Malko enleva une pile de dossiers d’un fauteuil pour pouvoir s’asseoir et remarqua :
— Je croyais que le gouvernement était très anticommuniste…
White haussa les épaules et cracha son chewing-gum dans un cendrier, à deux mètres de lui.
— Les Thaïs ne sont pro-personne, dit-il, désabusé. Toujours prêts au retournement. Leur emblème politique pourrait être la girouette. Pour l’instant, ils nous tolèrent. Sans plus. Mais ils donnent déjà des gages aux Chinois. Tout en les pourchassant et en faisant écarteler en public par des éléphants les chefs communistes que nous leur livrons. Nous sommes en Asie, patrie du raisonnement en spirale. Rien n’est jamais tout à fait simple ni tout à fait vrai. À propos, et votre Jim Stanford, vous l’avez retrouvé ?

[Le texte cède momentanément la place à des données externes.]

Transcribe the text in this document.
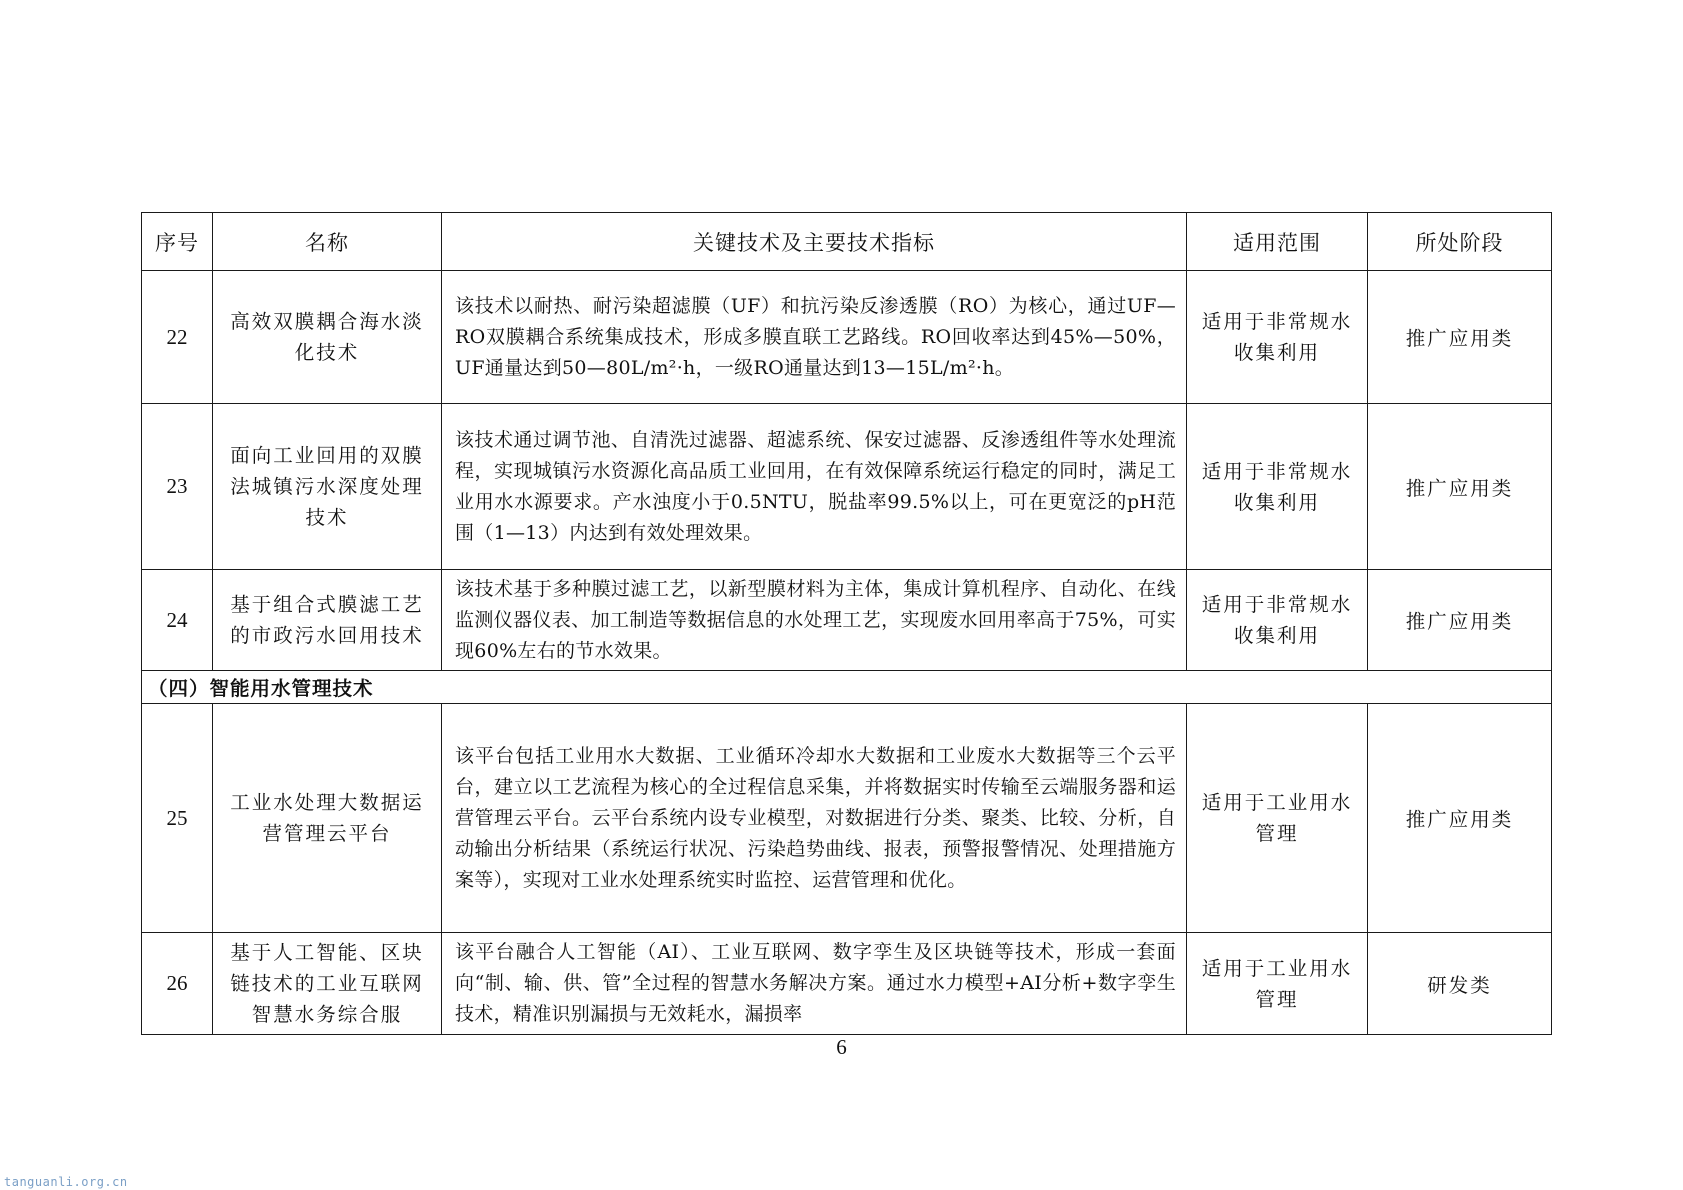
序号	名称	关键技术及主要技术指标	适用范围	所处阶段
22	高效双膜耦合海水淡化技术	该技术以耐热、耐污染超滤膜（UF）和抗污染反渗透膜（RO）为核心，通过UF—RO双膜耦合系统集成技术，形成多膜直联工艺路线。RO回收率达到45%—50%，UF通量达到50—80L/m²·h，一级RO通量达到13—15L/m²·h。	适用于非常规水收集利用	推广应用类
23	面向工业回用的双膜法城镇污水深度处理技术	该技术通过调节池、自清洗过滤器、超滤系统、保安过滤器、反渗透组件等水处理流程，实现城镇污水资源化高品质工业回用，在有效保障系统运行稳定的同时，满足工业用水水源要求。产水浊度小于0.5NTU，脱盐率99.5%以上，可在更宽泛的pH范围（1—13）内达到有效处理效果。	适用于非常规水收集利用	推广应用类
24	基于组合式膜滤工艺的市政污水回用技术	该技术基于多种膜过滤工艺，以新型膜材料为主体，集成计算机程序、自动化、在线监测仪器仪表、加工制造等数据信息的水处理工艺，实现废水回用率高于75%，可实现60%左右的节水效果。	适用于非常规水收集利用	推广应用类
（四）智能用水管理技术				
25	工业水处理大数据运营管理云平台	该平台包括工业用水大数据、工业循环冷却水大数据和工业废水大数据等三个云平台，建立以工艺流程为核心的全过程信息采集，并将数据实时传输至云端服务器和运营管理云平台。云平台系统内设专业模型，对数据进行分类、聚类、比较、分析，自动输出分析结果（系统运行状况、污染趋势曲线、报表，预警报警情况、处理措施方案等），实现对工业水处理系统实时监控、运营管理和优化。	适用于工业用水管理	推广应用类
26	基于人工智能、区块链技术的工业互联网智慧水务综合服	该平台融合人工智能（AI）、工业互联网、数字孪生及区块链等技术，形成一套面向“制、输、供、管”全过程的智慧水务解决方案。通过水力模型+AI分析+数字孪生技术，精准识别漏损与无效耗水，漏损率	适用于工业用水管理	研发类
6
tanguanli.org.cn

Malko raconta ses démarches et la découverte du cadavre, sur la rivière Kwaï. Le colonel White hocha la tête :
— Cela ne prouve pas grand-chose. Sinon qu’il y a eu un témoin au meurtre, ou à l’enlèvement, de Jim Stanford.
— Je saurai peut-être quelque chose ce soir, annonça Malko. J’ai trouvé une fille qui semble avoir bien connu Jim Stanford.
— J’aimerais vous aider, dit White, de mauvaise grâce, mais je ne vois pas comment. Si Jim a vraiment été enlevé, il est planqué quelque part dans la jungle. Il faudrait beaucoup de temps et d’hommes.
Malko n’insista pas. Visiblement le colonel se moquait complètement du sort de Jim Stanford. Il se leva et prit congé. Dans le couloir, il aperçut Thépin, toujours en train de polir ses ongles. Pauvre petite fille riche.
En sortant, il marcha un peu dans Suriwong Road. La nuit tombait. Les Sam-los pétaradaient furieusement à chaque coin de rue. Presque à chaque pas s’ouvrait l’échoppe odorante d’un restaurant chinois ou thaï, dont les effluves se mélangeaient à ceux de l’essence des khlongs fétides et des ordures en fermentation un peu partout. Çà et là, un immeuble ultramoderne tranchait sur les maisons en bois, basses et noires. Arrivé au gigantesque rond-point orné de la statue du roi, carrefour de l’avenue Rama-IV et de Ratchadamri, Malko héla un taxi. Il ne se sentait pas le courage de remonter la large avenue jusqu’à l’Érawan. Le massage lui avait coupé les jambes.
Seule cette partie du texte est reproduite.